Je n’étais pas vraiment un anachorète avant de rencontrer Nour. Plutôt un mondain. Un persifleur. Un séducteur. Un conversationniste ironique. Un Français amateur de bons mots, héritier de toute une tradition de courtisanerie, que l’idée d’être ridicule, d’être jugé, terrifiait.
Notre histoire : l’histoire dangereuse de deux peaux qui n’auraient pas dû se frotter.
J’ai beaucoup voyagé pour mener ce livre à bien. Des milliers de kilomètres réels, parfois imaginaires à travers des contrées fabuleuses, disparues dans la texture du temps.
Je n’aurais pas dû aller si loin. J’étais juste à côté. C’était proche, comme la doublure d’un vêtement, comme l’image furtive d’une sœur enlevée à la naissance, sitôt qu’apparue.
Entre le lieu de naissance de mon père le 28 juin 1929, au 12 rue d’Arcole dans le sixième arrondissement à Marseille, et l’église Saint-Nicolas de Myre, propriété du patriarcat d’Antioche, de Jérusalem, d’Alexandrie et de tout l’Orient, selon la formule consacrée, la première église en France de rite grec-catholique melkite, construite en 1821 à la demande de l’archevêque de Myre, Monseigneur Maximos III Mazloum – Mazloum signifiant en arabe « l’opprimé », dont Nour est la descendante directe –, il y a quelques centaines de mètres.

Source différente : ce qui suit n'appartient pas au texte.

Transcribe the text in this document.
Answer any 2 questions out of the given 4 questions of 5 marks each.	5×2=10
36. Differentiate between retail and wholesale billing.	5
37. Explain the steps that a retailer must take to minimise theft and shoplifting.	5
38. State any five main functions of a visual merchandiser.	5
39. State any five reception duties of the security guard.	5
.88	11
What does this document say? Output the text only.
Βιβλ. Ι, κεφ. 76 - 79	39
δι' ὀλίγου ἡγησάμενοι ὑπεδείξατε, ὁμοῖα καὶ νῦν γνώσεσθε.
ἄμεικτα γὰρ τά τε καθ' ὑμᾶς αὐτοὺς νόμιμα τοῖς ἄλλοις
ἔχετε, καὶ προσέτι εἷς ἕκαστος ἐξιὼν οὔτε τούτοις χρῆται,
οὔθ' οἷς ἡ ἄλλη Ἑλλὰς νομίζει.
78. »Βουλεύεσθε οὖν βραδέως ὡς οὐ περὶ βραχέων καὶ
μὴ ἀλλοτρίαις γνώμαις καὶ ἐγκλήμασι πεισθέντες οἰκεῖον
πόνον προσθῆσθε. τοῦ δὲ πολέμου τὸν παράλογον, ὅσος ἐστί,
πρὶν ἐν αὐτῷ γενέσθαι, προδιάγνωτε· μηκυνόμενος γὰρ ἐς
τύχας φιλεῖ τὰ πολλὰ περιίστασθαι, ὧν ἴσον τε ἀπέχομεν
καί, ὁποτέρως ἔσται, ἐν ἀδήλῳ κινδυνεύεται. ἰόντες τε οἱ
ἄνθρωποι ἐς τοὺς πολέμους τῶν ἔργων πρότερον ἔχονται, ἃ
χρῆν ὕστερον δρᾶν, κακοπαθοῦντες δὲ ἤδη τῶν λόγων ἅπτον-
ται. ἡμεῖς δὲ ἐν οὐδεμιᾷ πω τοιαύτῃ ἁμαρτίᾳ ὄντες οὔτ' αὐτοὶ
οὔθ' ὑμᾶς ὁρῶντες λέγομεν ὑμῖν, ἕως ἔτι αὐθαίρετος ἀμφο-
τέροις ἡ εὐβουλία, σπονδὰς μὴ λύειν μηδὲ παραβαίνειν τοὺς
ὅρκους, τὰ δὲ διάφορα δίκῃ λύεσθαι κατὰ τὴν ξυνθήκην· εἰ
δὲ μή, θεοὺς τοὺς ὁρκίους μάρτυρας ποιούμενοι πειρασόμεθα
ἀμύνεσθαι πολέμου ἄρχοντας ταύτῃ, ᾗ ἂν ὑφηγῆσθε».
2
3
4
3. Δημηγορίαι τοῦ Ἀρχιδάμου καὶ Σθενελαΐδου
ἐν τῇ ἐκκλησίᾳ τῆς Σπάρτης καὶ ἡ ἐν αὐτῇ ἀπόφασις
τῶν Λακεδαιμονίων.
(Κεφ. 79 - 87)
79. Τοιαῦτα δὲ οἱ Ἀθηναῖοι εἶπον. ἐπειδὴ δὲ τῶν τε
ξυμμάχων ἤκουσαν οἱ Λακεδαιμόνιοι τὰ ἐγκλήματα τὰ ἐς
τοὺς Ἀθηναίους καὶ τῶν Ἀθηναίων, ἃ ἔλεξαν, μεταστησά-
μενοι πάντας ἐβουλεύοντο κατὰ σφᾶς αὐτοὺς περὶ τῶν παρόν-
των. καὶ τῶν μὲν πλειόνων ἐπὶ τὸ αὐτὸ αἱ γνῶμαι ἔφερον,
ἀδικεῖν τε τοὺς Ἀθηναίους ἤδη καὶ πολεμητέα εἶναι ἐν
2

On met sept minutes en marchant. Il m’aura fallu tout ce temps pour une simple promenade. Cinquante ans pour sept minutes.
Sur l’acte de naissance de mon père, il est marqué que mon grand-père paternel Georges a été « empêché » de le déclarer à la mairie. C’est Raoul Pollak, bijoutier rue Saint-Ferréol et conseiller général socialiste, son grand-père maternel, qui s’en charge.
Empêchés : c’est la métaphore de ce que nous deviendrons.
Entre l’appartement bourgeois des Juifs laïcs de Provence, et le destin qui m’est tombé dessus, m’a couronné roi ubuesque du saccage beyrouthin, qui traîne en tongs sur la Corniche, que s’est-il passé ?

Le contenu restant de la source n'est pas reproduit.